Never too old for romance - He Kitenga 2008 Research Highlights

Blossom outside Clocktower

Romance in later life remains one of the few social taboos left in our liberated world, even more than sex between consenting elderly partners. Yet, as Professor Amanda Barusch reports, "Far from being a romantic wasteland, late life provides unique opportunities to experience love fully and intensely".

That was just one of many striking revelations gerontologist Barusch uncovered in five years of research into her seventh book, Love Stories of Later Life, released in March this year.

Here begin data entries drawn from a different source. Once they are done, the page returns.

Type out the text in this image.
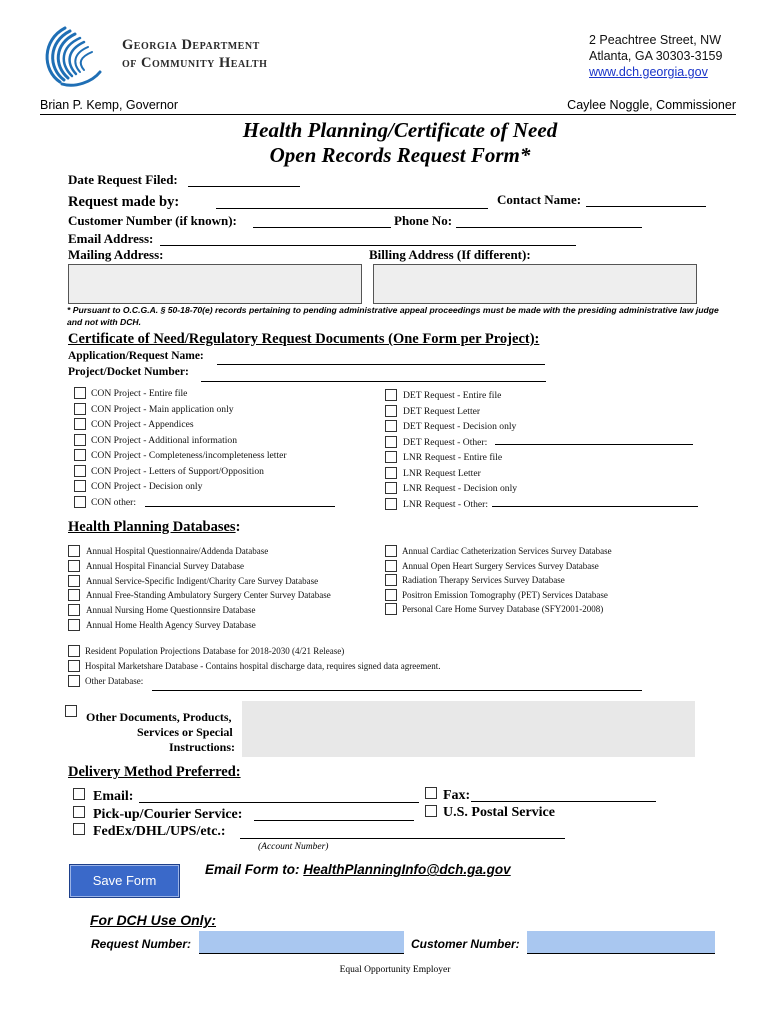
Georgia Department
of Community Health
2 Peachtree Street, NW
Atlanta, GA 30303-3159
www.dch.georgia.gov
Brian P. Kemp, Governor	Caylee Noggle, Commissioner
Health Planning/Certificate of Need
Open Records Request Form*
Date Request Filed:
Request made by:	Contact Name:
Customer Number (if known):	Phone No:
Email Address:
Mailing Address:	Billing Address (If different):
* Pursuant to O.C.G.A. § 50-18-70(e) records pertaining to pending administrative appeal proceedings must be made with the presiding administrative law judge and not with DCH.
Certificate of Need/Regulatory Request Documents (One Form per Project):
Application/Request Name:
Project/Docket Number:
CON Project - Entire file
CON Project - Main application only
CON Project - Appendices
CON Project - Additional information
CON Project - Completeness/incompleteness letter
CON Project - Letters of Support/Opposition
CON Project - Decision only
CON other:
DET Request - Entire file
DET Request Letter
DET Request - Decision only
DET Request - Other:
LNR Request - Entire file
LNR Request Letter
LNR Request - Decision only
LNR Request - Other:
Health Planning Databases:
Annual Hospital Questionnaire/Addenda Database
Annual Hospital Financial Survey Database
Annual Service-Specific Indigent/Charity Care Survey Database
Annual Free-Standing Ambulatory Surgery Center Survey Database
Annual Nursing Home Questionnsire Database
Annual Home Health Agency Survey Database
Annual Cardiac Catheterization Services Survey Database
Annual Open Heart Surgery Services Survey Database
Radiation Therapy Services Survey Database
Positron Emission Tomography (PET) Services Database
Personal Care Home Survey Database (SFY2001-2008)
Resident Population Projections Database for 2018-2030 (4/21 Release)
Hospital Marketshare Database - Contains hospital discharge data, requires signed data agreement.
Other Database:
Other Documents, Products,
Services or Special
Instructions:
Delivery Method Preferred:
Email:
Pick-up/Courier Service:
FedEx/DHL/UPS/etc.:
(Account Number)
Fax:
U.S. Postal Service
Save Form
Email Form to: HealthPlanningInfo@dch.ga.gov
For DCH Use Only:
Request Number:	Customer Number:
Equal Opportunity Employer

Romance in later life is a neglected area of research because gerontologists tend not to study love, and love researchers tend not to study the elderly, says Barusch, a professor in Otago's Department of Social Work and Community Development. The book, described as "a much-needed remedy" to this situation, is based on 110 in-depth interviews of Americans from a diverse range of backgrounds, followed up by an internet survey of more than 1,000 participants.

One of the biggest surprises of her work is that older adults appear to be just as susceptible to romantic infatuations as teenagers. "But infatuation doesn't last," she says. Infatuations can enrich our lives, but they can also be destructive, breaking hearts and ruining committed relationships.

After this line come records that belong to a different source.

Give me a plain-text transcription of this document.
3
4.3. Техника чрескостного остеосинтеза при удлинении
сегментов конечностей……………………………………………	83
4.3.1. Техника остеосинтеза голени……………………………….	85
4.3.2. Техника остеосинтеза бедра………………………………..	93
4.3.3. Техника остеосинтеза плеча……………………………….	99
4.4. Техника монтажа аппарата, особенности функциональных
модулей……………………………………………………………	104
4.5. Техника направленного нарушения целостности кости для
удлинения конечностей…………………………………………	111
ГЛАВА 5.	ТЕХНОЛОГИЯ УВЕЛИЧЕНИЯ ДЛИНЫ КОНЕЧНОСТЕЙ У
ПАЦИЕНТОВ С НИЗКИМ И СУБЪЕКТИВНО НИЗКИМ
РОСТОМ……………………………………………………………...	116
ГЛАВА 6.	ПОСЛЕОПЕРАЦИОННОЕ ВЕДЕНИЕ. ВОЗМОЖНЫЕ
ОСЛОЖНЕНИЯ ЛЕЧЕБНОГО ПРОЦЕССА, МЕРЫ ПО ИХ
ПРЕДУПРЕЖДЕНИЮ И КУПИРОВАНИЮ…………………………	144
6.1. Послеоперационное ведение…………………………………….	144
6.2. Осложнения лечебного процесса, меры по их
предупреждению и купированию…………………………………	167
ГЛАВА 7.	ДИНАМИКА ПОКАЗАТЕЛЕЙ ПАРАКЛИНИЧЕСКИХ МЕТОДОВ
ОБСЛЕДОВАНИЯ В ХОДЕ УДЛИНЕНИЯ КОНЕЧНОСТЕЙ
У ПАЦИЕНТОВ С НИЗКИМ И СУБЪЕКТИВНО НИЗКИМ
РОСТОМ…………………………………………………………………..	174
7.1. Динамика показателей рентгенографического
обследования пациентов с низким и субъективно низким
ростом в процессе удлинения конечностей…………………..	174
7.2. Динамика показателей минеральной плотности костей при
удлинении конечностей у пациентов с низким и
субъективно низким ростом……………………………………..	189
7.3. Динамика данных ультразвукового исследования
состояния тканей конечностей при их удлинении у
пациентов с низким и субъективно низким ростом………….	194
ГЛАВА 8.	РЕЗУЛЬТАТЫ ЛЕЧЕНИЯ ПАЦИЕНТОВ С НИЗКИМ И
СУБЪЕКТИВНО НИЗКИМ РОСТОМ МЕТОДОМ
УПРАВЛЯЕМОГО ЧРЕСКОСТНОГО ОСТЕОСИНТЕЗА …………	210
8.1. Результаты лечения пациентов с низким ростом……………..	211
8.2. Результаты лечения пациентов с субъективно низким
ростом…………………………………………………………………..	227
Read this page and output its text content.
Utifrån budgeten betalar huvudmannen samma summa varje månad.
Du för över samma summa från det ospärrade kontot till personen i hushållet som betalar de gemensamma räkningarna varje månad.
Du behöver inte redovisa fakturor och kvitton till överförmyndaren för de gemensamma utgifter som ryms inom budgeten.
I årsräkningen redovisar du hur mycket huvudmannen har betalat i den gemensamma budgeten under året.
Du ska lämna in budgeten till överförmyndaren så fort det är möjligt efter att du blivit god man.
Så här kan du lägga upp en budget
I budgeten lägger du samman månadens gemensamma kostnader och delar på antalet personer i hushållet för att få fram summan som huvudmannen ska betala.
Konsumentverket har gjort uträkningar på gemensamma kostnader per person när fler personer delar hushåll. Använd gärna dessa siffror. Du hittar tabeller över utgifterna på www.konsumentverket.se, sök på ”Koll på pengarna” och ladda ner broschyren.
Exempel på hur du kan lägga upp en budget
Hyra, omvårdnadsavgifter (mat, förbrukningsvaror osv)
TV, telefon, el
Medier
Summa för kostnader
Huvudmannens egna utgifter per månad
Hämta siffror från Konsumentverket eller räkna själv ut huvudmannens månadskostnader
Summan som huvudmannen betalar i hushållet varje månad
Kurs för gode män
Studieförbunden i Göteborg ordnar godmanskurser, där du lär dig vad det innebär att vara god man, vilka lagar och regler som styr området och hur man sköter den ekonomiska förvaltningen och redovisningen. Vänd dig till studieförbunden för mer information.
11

Computer dating is another minefield for the old and young alike, she says. The internet creates the illusion that people and relationships are replaceable. Lonely hearts who get to know potential partners through the internet can experience huge disappointment when the relationship goes beyond the purely cognitive.

People are also living longer which places greater pressures on relationships and many elderly are now looking for creative alternatives to marriage, such as what Barusch terms "living apart together" relationships.